The simple structure is typical of the austere stone meeting houses erected by the Presbyterian settlers. It bears numerous similarities to the Paxton Presbyterian Church constructed in 1740 in Paxtang, Pennsylvania. The broad window openings have upper and lower sashes of twenty panes, an unusual feature in a Valley church. A smaller window in the north wall, with six-over-six sash, lights the pulpit. Massive shutters with raised panels are used at each of the windows. Additionally, the entrance doors have raised panels and a ten-light transom above both entrances. Hardware for the shutters and doors was handwrought by a Philadelphia blacksmith.
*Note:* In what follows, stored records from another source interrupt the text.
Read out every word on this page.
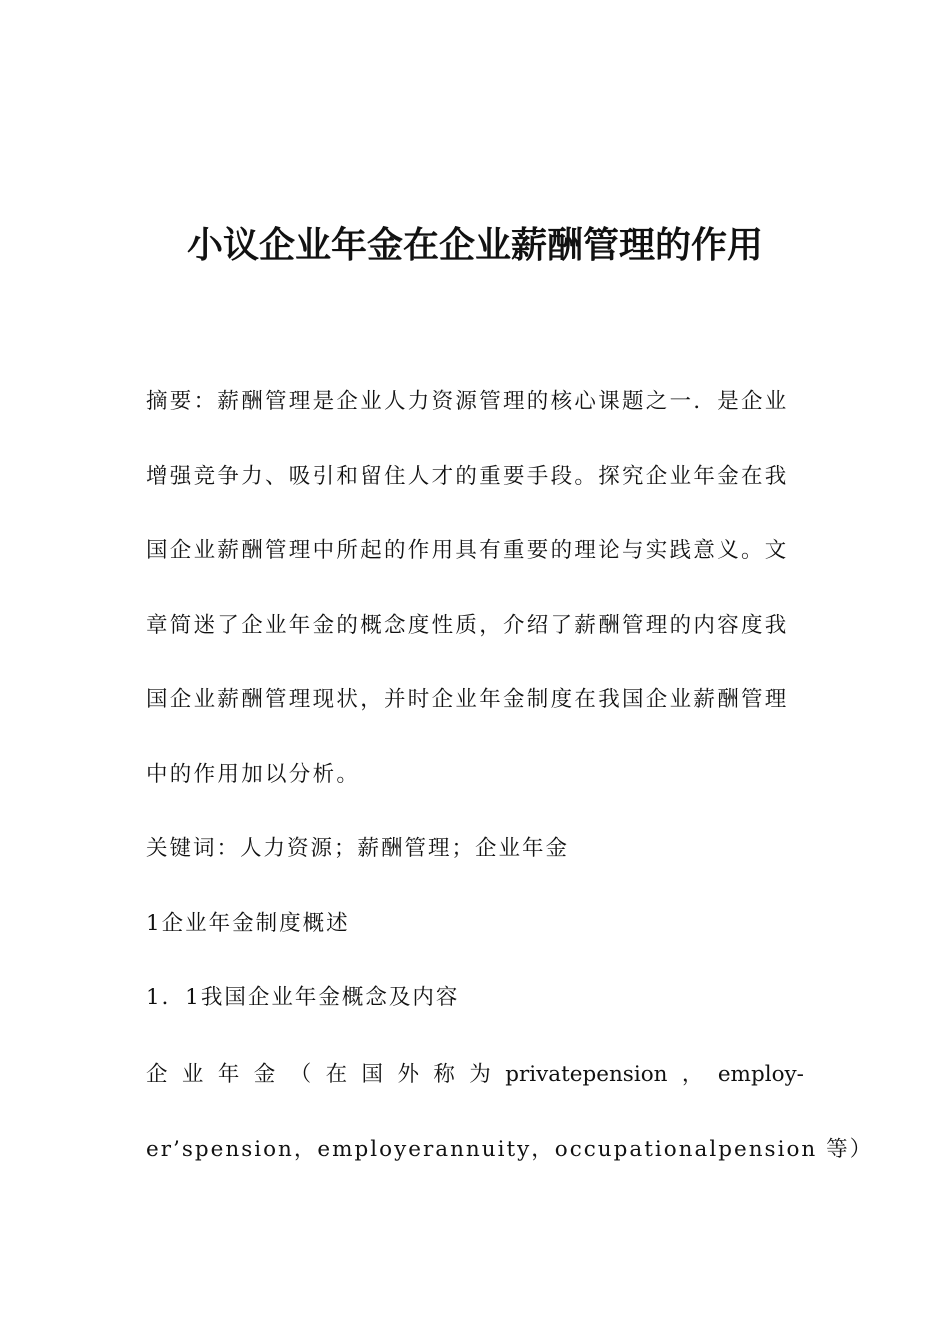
小议企业年金在企业薪酬管理的作用
摘要：薪酬管理是企业人力资源管理的核心课题之一．是企业
增强竞争力、吸引和留住人才的重要手段。探究企业年金在我
国企业薪酬管理中所起的作用具有重要的理论与实践意义。文
章简迷了企业年金的概念度性质，介绍了薪酬管理的内容度我
国企业薪酬管理现状，并时企业年金制度在我国企业薪酬管理
中的作用加以分析。
关键词：人力资源；薪酬管理；企业年金
1企业年金制度概述
1．1我国企业年金概念及内容
企 业 年 金 （ 在 国 外 称 为 privatepension ， employ-
er’spension，employerannuity，occupationalpension 等）
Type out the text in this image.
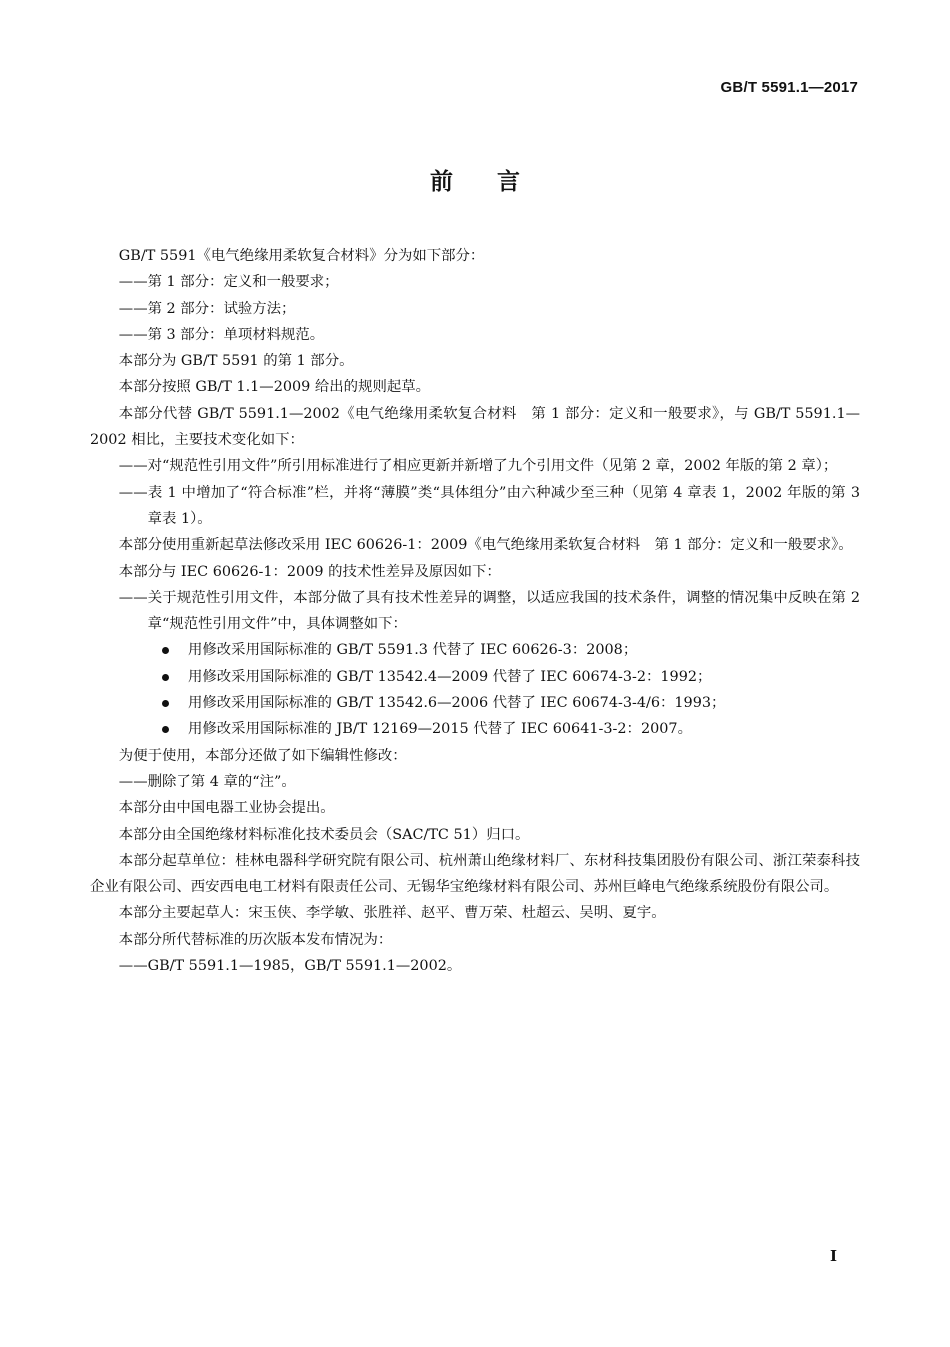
GB/T 5591.1—2017
前言

GB/T 5591《电气绝缘用柔软复合材料》分为如下部分：

——第 1 部分：定义和一般要求；

——第 2 部分：试验方法；

——第 3 部分：单项材料规范。

本部分为 GB/T 5591 的第 1 部分。

本部分按照 GB/T 1.1—2009 给出的规则起草。

本部分代替 GB/T 5591.1—2002《电气绝缘用柔软复合材料　第 1 部分：定义和一般要求》，与 GB/T 5591.1—2002 相比，主要技术变化如下：

——对“规范性引用文件”所引用标准进行了相应更新并新增了九个引用文件（见第 2 章，2002 年版的第 2 章）；

——表 1 中增加了“符合标准”栏，并将“薄膜”类“具体组分”由六种减少至三种（见第 4 章表 1，2002 年版的第 3 章表 1）。

本部分使用重新起草法修改采用 IEC 60626-1：2009《电气绝缘用柔软复合材料　第 1 部分：定义和一般要求》。

本部分与 IEC 60626-1：2009 的技术性差异及原因如下：

——关于规范性引用文件，本部分做了具有技术性差异的调整，以适应我国的技术条件，调整的情况集中反映在第 2 章“规范性引用文件”中，具体调整如下：

用修改采用国际标准的 GB/T 5591.3 代替了 IEC 60626-3：2008；

用修改采用国际标准的 GB/T 13542.4—2009 代替了 IEC 60674-3-2：1992；

用修改采用国际标准的 GB/T 13542.6—2006 代替了 IEC 60674-3-4/6：1993；

用修改采用国际标准的 JB/T 12169—2015 代替了 IEC 60641-3-2：2007。

为便于使用，本部分还做了如下编辑性修改：

——删除了第 4 章的“注”。

本部分由中国电器工业协会提出。

本部分由全国绝缘材料标准化技术委员会（SAC/TC 51）归口。

本部分起草单位：桂林电器科学研究院有限公司、杭州萧山绝缘材料厂、东材科技集团股份有限公司、浙江荣泰科技企业有限公司、西安西电电工材料有限责任公司、无锡华宝绝缘材料有限公司、苏州巨峰电气绝缘系统股份有限公司。

本部分主要起草人：宋玉侠、李学敏、张胜祥、赵平、曹万荣、杜超云、吴明、夏宇。

本部分所代替标准的历次版本发布情况为：

——GB/T 5591.1—1985，GB/T 5591.1—2002。

I
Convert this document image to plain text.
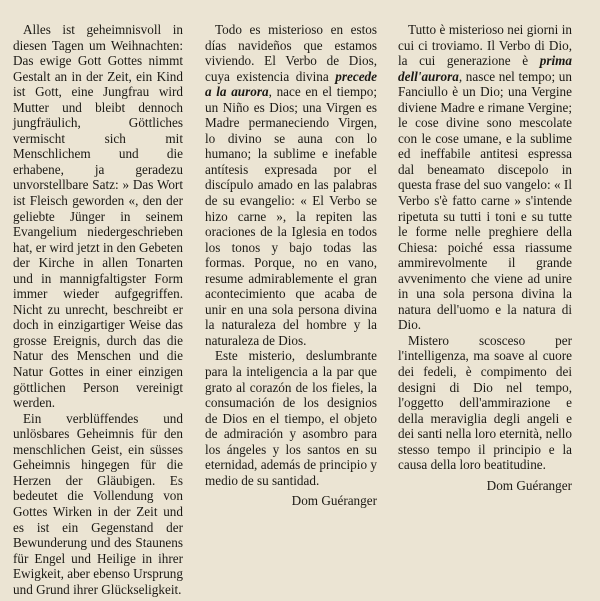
Alles ist geheimnisvoll in diesen Tagen um Weihnachten: Das ewige Gott Gottes nimmt Gestalt an in der Zeit, ein Kind ist Gott, eine Jungfrau wird Mutter und bleibt dennoch jungfräulich, Göttliches vermischt sich mit Menschlichem und die erhabene, ja geradezu unvorstellbare Satz: » Das Wort ist Fleisch geworden «, den der geliebte Jünger in seinem Evangelium niedergeschrieben hat, er wird jetzt in den Gebeten der Kirche in allen Tonarten und in mannigfaltigster Form immer wieder aufgegriffen. Nicht zu unrecht, beschreibt er doch in einzigartiger Weise das grosse Ereignis, durch das die Natur des Menschen und die Natur Gottes in einer einzigen göttlichen Person vereinigt werden.

Ein verblüffendes und unlösbares Geheimnis für den menschlichen Geist, ein süsses Geheimnis hingegen für die Herzen der Gläubigen. Es bedeutet die Vollendung von Gottes Wirken in der Zeit und es ist ein Gegenstand der Bewunderung und des Staunens für Engel und Heilige in ihrer Ewigkeit, aber ebenso Ursprung und Grund ihrer Glückseligkeit.

Todo es misterioso en estos días navideños que estamos viviendo. El Verbo de Dios, cuya existencia divina precede a la aurora, nace en el tiempo; un Niño es Dios; una Virgen es Madre permaneciendo Virgen, lo divino se auna con lo humano; la sublime e inefable antítesis expresada por el discípulo amado en las palabras de su evangelio: « El Verbo se hizo carne », la repiten las oraciones de la Iglesia en todos los tonos y bajo todas las formas. Porque, no en vano, resume admirablemente el gran acontecimiento que acaba de unir en una sola persona divina la naturaleza del hombre y la naturaleza de Dios.

Este misterio, deslumbrante para la inteligencia a la par que grato al corazón de los fieles, la consumación de los designios de Dios en el tiempo, el objeto de admiración y asombro para los ángeles y los santos en su eternidad, además de principio y medio de su santidad.

Dom Guéranger

Tutto è misterioso nei giorni in cui ci troviamo. Il Verbo di Dio, la cui generazione è prima dell'aurora, nasce nel tempo; un Fanciullo è un Dio; una Vergine diviene Madre e rimane Vergine; le cose divine sono mescolate con le cose umane, e la sublime ed ineffabile antitesi espressa dal beneamato discepolo in questa frase del suo vangelo: « Il Verbo s'è fatto carne » s'intende ripetuta su tutti i toni e su tutte le forme nelle preghiere della Chiesa: poiché essa riassume ammirevolmente il grande avvenimento che viene ad unire in una sola persona divina la natura dell'uomo e la natura di Dio.

Mistero scosceso per l'intelligenza, ma soave al cuore dei fedeli, è compimento dei designi di Dio nel tempo, l'oggetto dell'ammirazione e della meraviglia degli angeli e dei santi nella loro eternità, nello stesso tempo il principio e la causa della loro beatitudine.

Dom Guéranger
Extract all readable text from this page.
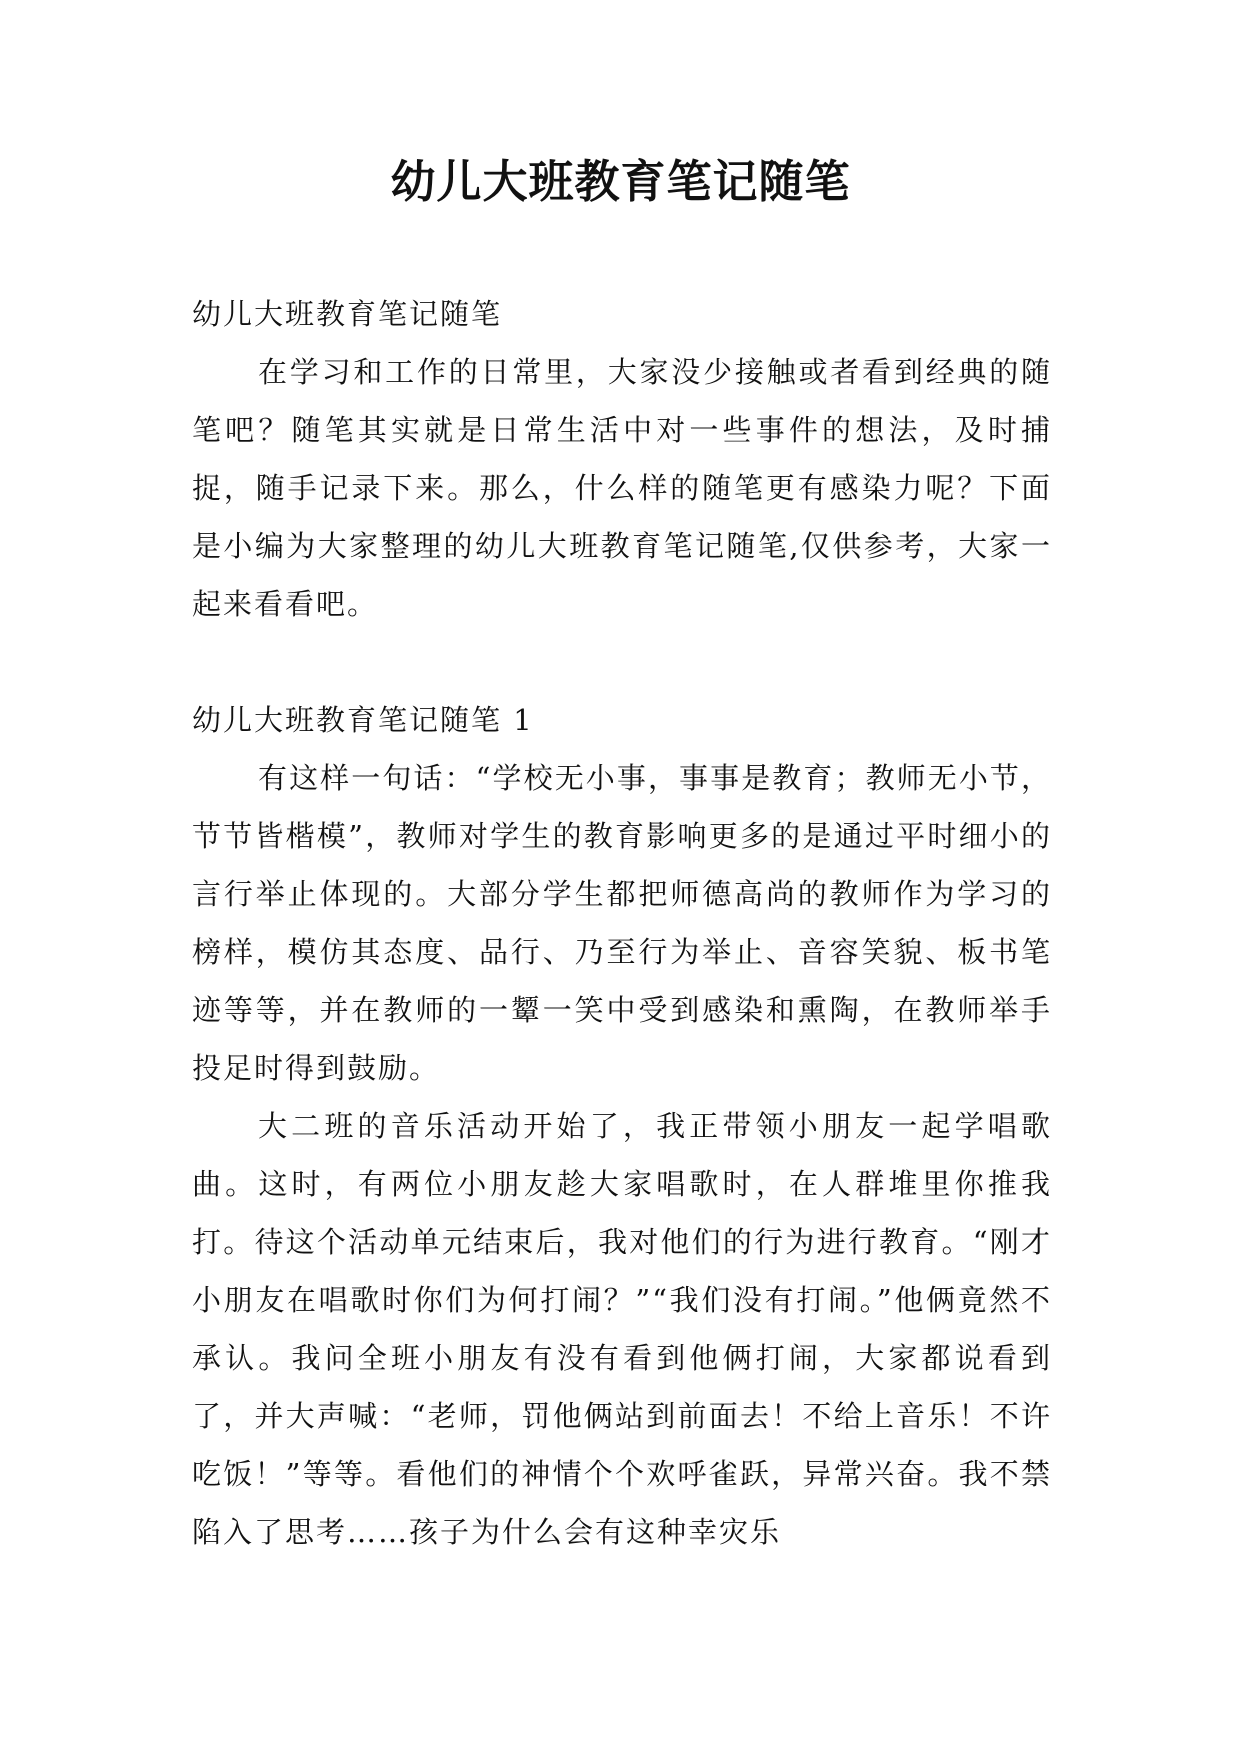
幼儿大班教育笔记随笔

幼儿大班教育笔记随笔

在学习和工作的日常里，大家没少接触或者看到经典的随笔吧？随笔其实就是日常生活中对一些事件的想法，及时捕捉，随手记录下来。那么，什么样的随笔更有感染力呢？下面是小编为大家整理的幼儿大班教育笔记随笔,仅供参考，大家一起来看看吧。

幼儿大班教育笔记随笔 1

有这样一句话：“学校无小事，事事是教育；教师无小节，节节皆楷模”，教师对学生的教育影响更多的是通过平时细小的言行举止体现的。大部分学生都把师德高尚的教师作为学习的榜样，模仿其态度、品行、乃至行为举止、音容笑貌、板书笔迹等等，并在教师的一颦一笑中受到感染和熏陶，在教师举手投足时得到鼓励。

大二班的音乐活动开始了，我正带领小朋友一起学唱歌曲。这时，有两位小朋友趁大家唱歌时，在人群堆里你推我打。待这个活动单元结束后，我对他们的行为进行教育。“刚才小朋友在唱歌时你们为何打闹？”“我们没有打闹。”他俩竟然不承认。我问全班小朋友有没有看到他俩打闹，大家都说看到了，并大声喊：“老师，罚他俩站到前面去！不给上音乐！不许吃饭！”等等。看他们的神情个个欢呼雀跃，异常兴奋。我不禁陷入了思考……孩子为什么会有这种幸灾乐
The church’s present appearance is due to a major restoration effort begun in 1941. The building suffered damage and indignity throughout the Civil War, after which, it was used as the Winchester Colored School and a Virginia State National Guard armory. Through a sensitive, scholarly restoration, the building now resembles its original state, and thus provides insight into the religious life of Virginia’s early Presbyterians.
Now owned by the Old Stone Foundation, this group seeks to continue this work in maintaining the building. The next major challenge for Old Stone Church is a modernized and efficient heating system. The group plans in the future to use the building as a museum.